Street theater and the institutional theater compliments each other. One can hardly exist without the other, although money and therefor also a lot of the attention first and foremost showers the institutional theater. The institutional theater is manageable, recognizable and predictable. It’s a question of politics. The well educated and bourgeois have always had an interest in the institutional theater (perhaps because it is so preoccupied with representation) while all others, in spite of audience development projects, in reality have been referred to festivals and street theater.

In 2016 the PASSAGE festival featured Leo Bassi, who played a big part of the festival, where he among other things made peace between Sweden and Denmark, and in the name of peace hijacked a Scandlines Ferry. But the festival was initiated with a small ritual with a witch from Copenhagen and a gathering of a few hundred audiences at Scholtens Ravelin. After it finished, Leo Bassi left the square in his pop costume to return his hotel. Along the harbor he only met a group of confused teenagers hunting Pokémons on there cellphones and a couple of dogwalkers. It was a miserable sight. It was almost tragic to see the old circus clown, who even walked with a limp on his right leg, limp along the forsaken waterfront with an empty Elsinore as his backdrop. The actor Sophie Borthwick from 1 WATT witnessed Leo Bassi on his walk and said, that it was like seeing the old circus clown leaving the arena. The dogwalkers had apparently not noticed anything out of the ordinary about Leo Bassi as they passed him, and suddenly Leo Bassi raised his arms, fully dressed in his pope costume, and yelled at their faces I AM THE REAL POKÉMON, whereas the older couple rushed away, chocked, with an equally chocked dog dragging after them. Shortly thereafter the Pokémon-hunters where gone too. And Leo Bassi returned to his hotel.

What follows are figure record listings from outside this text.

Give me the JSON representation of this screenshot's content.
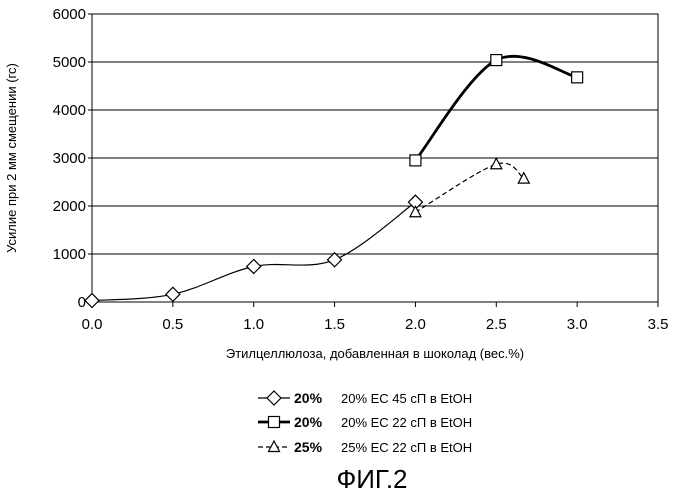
{
  "chart_data": {
    "type": "line",
    "xlabel": "Этилцеллюлоза, добавленная в шоколад (вес.%)",
    "ylabel": "Усилие при 2 мм смещении (гс)",
    "xlim": [
      0,
      3.5
    ],
    "ylim": [
      0,
      6000
    ],
    "x_ticks": [
      "0.0",
      "0.5",
      "1.0",
      "1.5",
      "2.0",
      "2.5",
      "3.0",
      "3.5"
    ],
    "y_ticks": [
      "0",
      "1000",
      "2000",
      "3000",
      "4000",
      "5000",
      "6000"
    ],
    "grid": "horizontal",
    "legend_position": "bottom",
    "series": [
      {
        "name": "20% EC 45 сП в EtOH",
        "legend_tag": "20%",
        "marker": "diamond",
        "line_style": "solid-thin",
        "x": [
          0.0,
          0.5,
          1.0,
          1.5,
          2.0
        ],
        "values": [
          30,
          160,
          740,
          880,
          2080
        ]
      },
      {
        "name": "20% EC 22 сП в EtOH",
        "legend_tag": "20%",
        "marker": "square",
        "line_style": "solid-thick",
        "x": [
          2.0,
          2.5,
          3.0
        ],
        "values": [
          2950,
          5040,
          4680
        ]
      },
      {
        "name": "25% EC 22 сП в EtOH",
        "legend_tag": "25%",
        "marker": "triangle",
        "line_style": "dashed",
        "x": [
          2.0,
          2.5,
          2.67
        ],
        "values": [
          1870,
          2870,
          2570
        ]
      }
    ]
  },
  "figure_caption": "ФИГ.2"
}
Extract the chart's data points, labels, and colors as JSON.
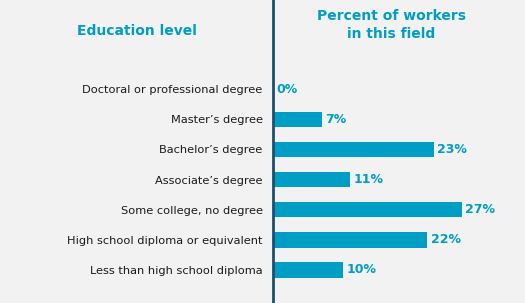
{
  "categories": [
    "Less than high school diploma",
    "High school diploma or equivalent",
    "Some college, no degree",
    "Associate’s degree",
    "Bachelor’s degree",
    "Master’s degree",
    "Doctoral or professional degree"
  ],
  "values": [
    10,
    22,
    27,
    11,
    23,
    7,
    0
  ],
  "bar_color": "#009dc4",
  "divider_color": "#1b4f72",
  "background_color": "#f2f2f2",
  "label_color_left": "#1a1a1a",
  "label_color_right": "#009dc4",
  "header_left": "Education level",
  "header_right": "Percent of workers\nin this field",
  "header_color": "#009dc4",
  "xlim": [
    0,
    33
  ],
  "bar_height": 0.52,
  "label_fontsize": 8.2,
  "pct_fontsize": 9.0,
  "header_fontsize": 10.0
}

The interesting thing is that the artists don’t respect the separation between the institution and the public space. Think about great artists like Robert Wilson, Romeo Castellucci and in Denmark, Kirsten Delholm and Odin Teatret. They have all created some of their biggest work for a space, that wasn’t dedicated to theater. And you could say the same about the audience. They don’t care if art is happening in a theatre or outside in a festival, they just want to witness great art. The Situation is the Boss is right now the reality for both the institutionalized theater and for street theater. It means the institutional theater has closed completely or have gone online or digital and can’t complete its own practice while for street theatre festival there is still a chance. Its thought-provoking.